Pasal 58 Peraturan Pemerintah Nomor 12 Tahun 2019 tentang Pengelolaan Keuangan Daerah itu dipertegas kembali dalam Surat Edaran Menteri Dalam Negeri Nomor 061/14089/SJ tentang Tambahan Penghasilan kepada ASN di Lingkungan Pemerintah Daerah Tahun Anggaran 2020. Surat edaran ini ditandatangani oleh Mendagri M. Tito Karnavian pada 17 Desember 2019.

Faktanya, besaran TPP untuk pegawai Pemkab Lampura berdasaran Perbup baru ternyata jauh melampaui besaran alokasi anggaran TPP tahun sebelumnya. ‎Jika pada tahun sebelumnya‎ besaran anggaran TPP hanya Rp3,2 Miliar/bulan maka total anggaran TPP baru ini diperkirakan membengkak hingga 100 persen.

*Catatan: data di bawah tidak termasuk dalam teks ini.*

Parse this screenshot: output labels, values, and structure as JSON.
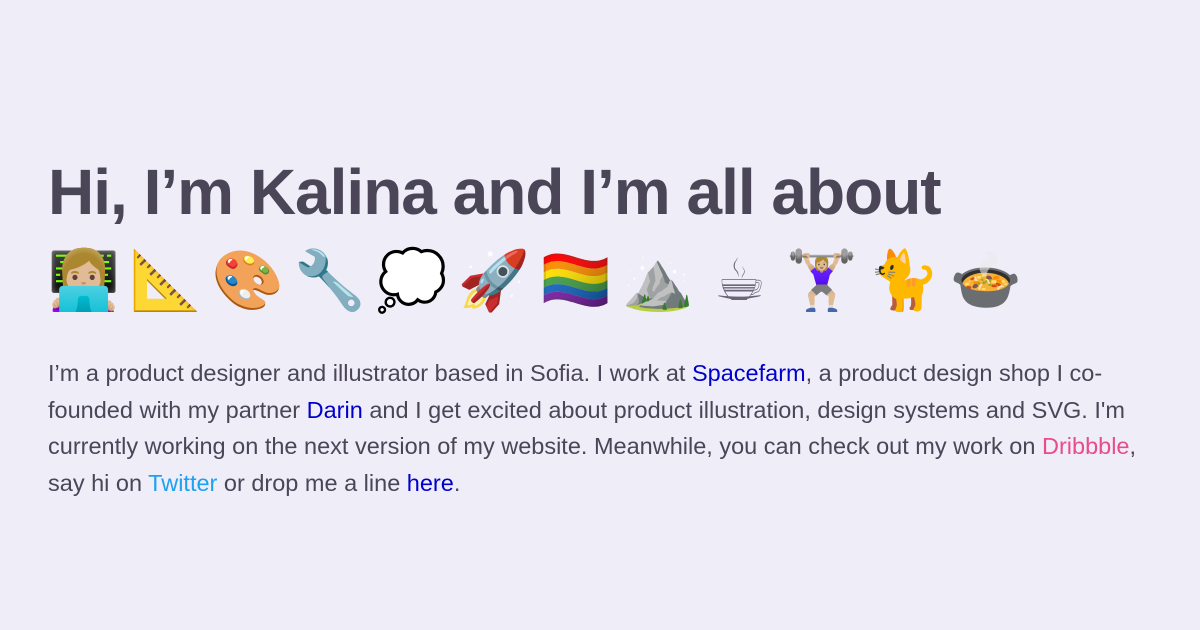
{
  "heading": "Hi, I’m Kalina and I’m all about",
  "emojis": [
    {
      "char": "👩🏼‍💻",
      "name": "woman-technologist-icon"
    },
    {
      "char": "📐",
      "name": "triangular-ruler-icon"
    },
    {
      "char": "🎨",
      "name": "artist-palette-icon"
    },
    {
      "char": "🔧",
      "name": "wrench-icon"
    },
    {
      "char": "💭",
      "name": "thought-balloon-icon"
    },
    {
      "char": "🚀",
      "name": "rocket-icon"
    },
    {
      "char": "🏳️‍🌈",
      "name": "rainbow-flag-icon"
    },
    {
      "char": "⛰️",
      "name": "mountain-icon"
    },
    {
      "char": "☕",
      "name": "hot-beverage-icon"
    },
    {
      "char": "🏋🏼‍♀️",
      "name": "woman-lifting-weights-icon"
    },
    {
      "char": "🐈",
      "name": "cat-icon"
    },
    {
      "char": "🍲",
      "name": "pot-of-food-icon"
    }
  ],
  "intro": {
    "t1": "I’m a product designer and illustrator based in Sofia. I work at ",
    "spacefarm": "Spacefarm",
    "t2": ", a product design shop I co-founded with my partner ",
    "darin": "Darin",
    "t3": " and I get excited about product illustration, design systems and SVG. I'm currently working on the next version of my website. Meanwhile, you can check out my work on ",
    "dribbble": "Dribbble",
    "t4": ", say hi on ",
    "twitter": "Twitter",
    "t5": " or drop me a line ",
    "here": "here",
    "t6": "."
  },
  "colors": {
    "background": "#efedf8",
    "text": "#4a4658",
    "link": "#0000cc",
    "dribbble": "#ea4c89",
    "twitter": "#1da1f2"
  }
}
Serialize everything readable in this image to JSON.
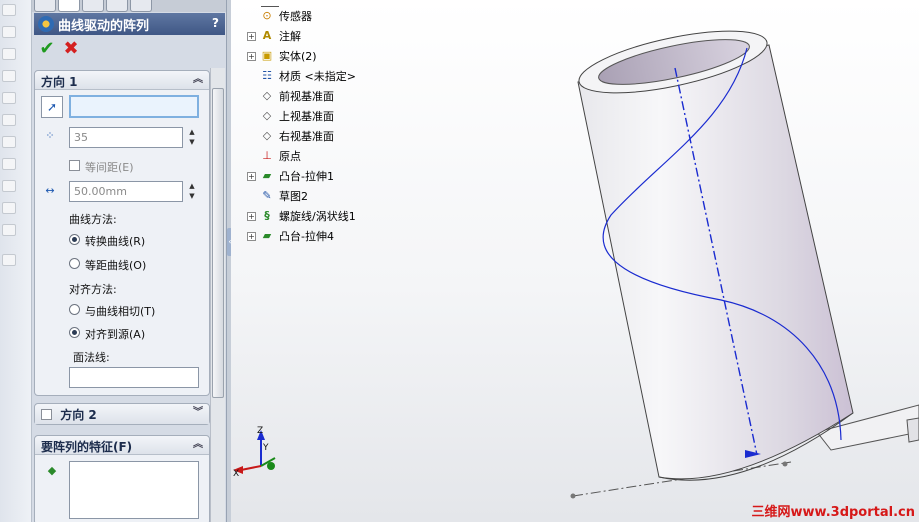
{
  "property_manager": {
    "title": "曲线驱动的阵列",
    "help": "?",
    "ok_symbol": "✔",
    "cancel_symbol": "✖",
    "direction1": {
      "title": "方向 1",
      "path_value": "",
      "instances_value": "35",
      "equal_spacing_label": "等间距(E)",
      "spacing_value": "50.00mm",
      "curve_method_label": "曲线方法:",
      "curve_methods": [
        "转换曲线(R)",
        "等距曲线(O)"
      ],
      "curve_method_selected": 0,
      "alignment_label": "对齐方法:",
      "alignments": [
        "与曲线相切(T)",
        "对齐到源(A)"
      ],
      "alignment_selected": 1,
      "face_label": "面法线:",
      "face_value": ""
    },
    "direction2": {
      "title": "方向 2"
    },
    "features": {
      "title": "要阵列的特征(F)"
    }
  },
  "tree": {
    "items": [
      {
        "label": "传感器",
        "icon": "sensor-icon",
        "expandable": false
      },
      {
        "label": "注解",
        "icon": "annotation-icon",
        "expandable": true
      },
      {
        "label": "实体(2)",
        "icon": "solid-bodies-icon",
        "expandable": true
      },
      {
        "label": "材质 <未指定>",
        "icon": "material-icon",
        "expandable": false
      },
      {
        "label": "前视基准面",
        "icon": "plane-icon",
        "expandable": false
      },
      {
        "label": "上视基准面",
        "icon": "plane-icon",
        "expandable": false
      },
      {
        "label": "右视基准面",
        "icon": "plane-icon",
        "expandable": false
      },
      {
        "label": "原点",
        "icon": "origin-icon",
        "expandable": false
      },
      {
        "label": "凸台-拉伸1",
        "icon": "extrude-icon",
        "expandable": true
      },
      {
        "label": "草图2",
        "icon": "sketch-icon",
        "expandable": false
      },
      {
        "label": "螺旋线/涡状线1",
        "icon": "helix-icon",
        "expandable": true
      },
      {
        "label": "凸台-拉伸4",
        "icon": "extrude-icon",
        "expandable": true
      }
    ]
  },
  "triad": {
    "x": "X",
    "y": "Y",
    "z": "Z"
  },
  "watermark": "三维网www.3dportal.cn",
  "colors": {
    "panel_header": "#3f5785",
    "helix": "#1a2bd0",
    "axis": "#1a2bd0",
    "watermark": "#d61818"
  }
}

Selain melanggar surat edaran Mendagri, Perbup tentang TPP baru itu juga ternyata mengangkangi Keputusan Menteri Dalam Negeri Nomor 061 – 5449 Tahun 2019 tentang Tata Cara Persetujuan Mendagri terhadap Tambahan Penghasilan ASN di Lingkungan Pemda. Untuk mengubah besaran TPP, Pemda wajib meminta persetujuan terlebih dulu sebelum menetapkannya dalam Perbup. Sayangnya, fakta di lapangan berkata lain. Perbup terbaru ternyata telah terlebih dulu disahkan tanpa meminta persetujuan dari pihak Kemendagri.
‎‎
Tidak hanya itu masalahnya, Belakangan juga diketahui bahwa Perbub Lampung Utara  tentang TPP ini juga tidak menggubris hasil evaluasi analisis jabatan yang dilakukan oleh pihak Kementerian Pendayagunaan Aparatur Negara dan Reformasi Birokrasi.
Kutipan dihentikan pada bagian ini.